En otras palabras, la cuestión no es seguir enseñando lo mismo con más intensidad, agregando horas y esfuerzos a lo que ya se hace, es hacerlo diferente y mejor, adaptando insumos disponibles. Para decirlo con neologismos actuales, “e-ducación” con TIC, y desarrollarla a modo “educa+acción” práctica. Sin olvidar la filosofía, el humanismo y las artes. De eso tratan los instrumentos actuales.
Pero no olvidemos los contenidos y la currícula. Mientras nuestros programas y docentes sigan enseñando a memorizar el descubrimiento de América por Colón en 1492, las carabelas y el grito de Rodrigo de Triana para concluir que la Tierra es redonda, seguiremos como los eruditos, traspasando ignorancias ajenas. Es inconcebible que a 2.200 años le sigamos retaceando a niños y jóvenes los aportes de Eratóstenes, Aristarco y la pléyade de griegos que —a pura observación, análisis, reflexión, inspiración y genialidad, sin PC, TIC, telescopios o electricidad— concluyeron que la Tierra era redonda, que gira alrededor del Sol y, para los contras, estimaron su circunferencia y la distancia al Sol. De una vez por todas debemos reaccionar y descartar esta enseñanza memoriosa, formal, acrítica y sesgada. Ya fue. Paremos la irresponsabilidad de reproducir ignorantes como nosotros mismos.

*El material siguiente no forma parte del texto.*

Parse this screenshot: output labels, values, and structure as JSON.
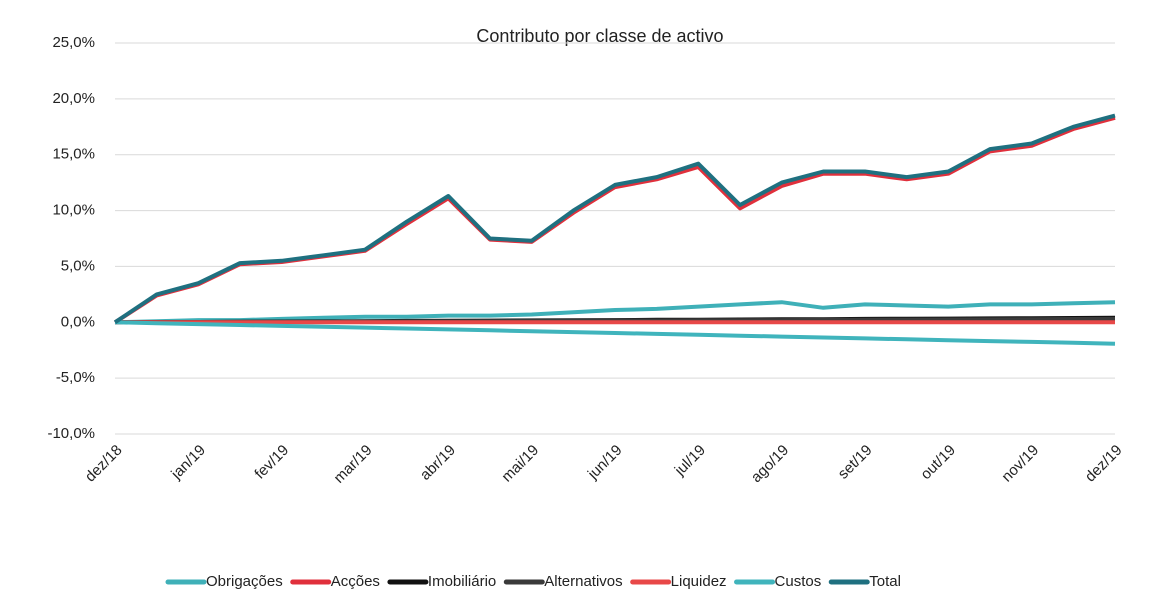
{
  "chart_data": {
    "type": "line",
    "title": "Contributo por classe de activo",
    "categories": [
      "dez/18",
      null,
      "jan/19",
      null,
      "fev/19",
      null,
      "mar/19",
      null,
      "abr/19",
      null,
      "mai/19",
      null,
      "jun/19",
      null,
      "jul/19",
      null,
      "ago/19",
      null,
      "set/19",
      null,
      "out/19",
      null,
      "nov/19",
      null,
      "dez/19"
    ],
    "ylim": [
      -10,
      25
    ],
    "yticks": [
      {
        "value": -10,
        "label": "-10,0%"
      },
      {
        "value": -5,
        "label": "-5,0%"
      },
      {
        "value": 0,
        "label": "0,0%"
      },
      {
        "value": 5,
        "label": "5,0%"
      },
      {
        "value": 10,
        "label": "10,0%"
      },
      {
        "value": 15,
        "label": "15,0%"
      },
      {
        "value": 20,
        "label": "20,0%"
      },
      {
        "value": 25,
        "label": "25,0%"
      }
    ],
    "grid": true,
    "legend": "bottom",
    "series": [
      {
        "name": "Obrigações",
        "color": "#3fb0b8",
        "values": [
          0,
          0.1,
          0.2,
          0.2,
          0.3,
          0.4,
          0.5,
          0.5,
          0.6,
          0.6,
          0.7,
          0.9,
          1.1,
          1.2,
          1.4,
          1.6,
          1.8,
          1.3,
          1.6,
          1.5,
          1.4,
          1.6,
          1.6,
          1.7,
          1.8
        ]
      },
      {
        "name": "Acções",
        "color": "#e0303c",
        "values": [
          0,
          2.4,
          3.4,
          5.2,
          5.4,
          5.9,
          6.4,
          8.8,
          11.1,
          7.4,
          7.2,
          9.8,
          12.1,
          12.8,
          13.9,
          10.2,
          12.2,
          13.3,
          13.3,
          12.8,
          13.3,
          15.3,
          15.8,
          17.3,
          18.3
        ]
      },
      {
        "name": "Imobiliário",
        "color": "#111111",
        "values": [
          0,
          0.02,
          0.03,
          0.05,
          0.07,
          0.08,
          0.1,
          0.12,
          0.13,
          0.15,
          0.17,
          0.18,
          0.2,
          0.22,
          0.23,
          0.25,
          0.27,
          0.28,
          0.3,
          0.32,
          0.33,
          0.35,
          0.37,
          0.38,
          0.4
        ]
      },
      {
        "name": "Alternativos",
        "color": "#3a3a3a",
        "values": [
          0,
          0.01,
          0.03,
          0.04,
          0.05,
          0.06,
          0.08,
          0.09,
          0.1,
          0.11,
          0.13,
          0.14,
          0.15,
          0.16,
          0.18,
          0.19,
          0.2,
          0.21,
          0.23,
          0.24,
          0.25,
          0.26,
          0.28,
          0.29,
          0.3
        ]
      },
      {
        "name": "Liquidez",
        "color": "#e84848",
        "values": [
          0,
          0,
          0,
          0,
          0,
          0,
          0,
          0,
          0,
          0,
          0,
          0,
          0,
          0,
          0,
          0,
          0,
          0,
          0,
          0,
          0,
          0,
          0,
          0,
          0
        ]
      },
      {
        "name": "Custos",
        "color": "#40b4bc",
        "values": [
          0,
          -0.08,
          -0.16,
          -0.24,
          -0.32,
          -0.4,
          -0.48,
          -0.56,
          -0.64,
          -0.72,
          -0.8,
          -0.88,
          -0.96,
          -1.04,
          -1.12,
          -1.2,
          -1.28,
          -1.36,
          -1.44,
          -1.52,
          -1.6,
          -1.68,
          -1.76,
          -1.84,
          -1.92
        ]
      },
      {
        "name": "Total",
        "color": "#1f7080",
        "values": [
          0,
          2.5,
          3.5,
          5.3,
          5.5,
          6,
          6.5,
          9,
          11.3,
          7.5,
          7.3,
          10,
          12.3,
          13,
          14.2,
          10.5,
          12.5,
          13.5,
          13.5,
          13,
          13.5,
          15.5,
          16,
          17.5,
          18.5
        ]
      }
    ]
  }
}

Restan dos meses de primavera. ¿Qué tal juntarse y ver cómo formular una ecuación que, en función del ingenio y la creatividad, inicie un proceso virtuoso a largo plazo? Paso a paso, sin pausas. Es lo que algunos países pequeños han logrado en I+D. Si nos ponemos las pilas no será difícil. Un piloto aquí, otro allá y alguno acullá. Sembrar. ¡Comenzar y romper la inercia! Típico caso donde importa el modo bottom up, de abajo arriba, en el territorio, de ciudadanos e instituciones a gobernantes. Estamos a punto de caramelo. Si esperamos lo opuesto, el top down, la carroza no va a pasar, ya pasó varias veces y aquí y así estamos. Quien concluya que esto es ser antisistema se equivoca. Es puro y crudo realismo; con paños fríos no vamos a ningún lado.
A fin de cuentas, somos producto de unos criollos de espíritu contestatario reunidos en la Florida y otros chapoteando en la Agraciada. De abajo arriba, paso a paso. Los cambios suelen sustentase en los sueños de la autoridad afincada y dispersa que se conjunta y no en el poder centralista establecido que ocupa circunstancialmente grandes edificios.
De paso no olviden plantar algún sueño en el jardín de cada cual. Luego, a regarlo y cuidarlo.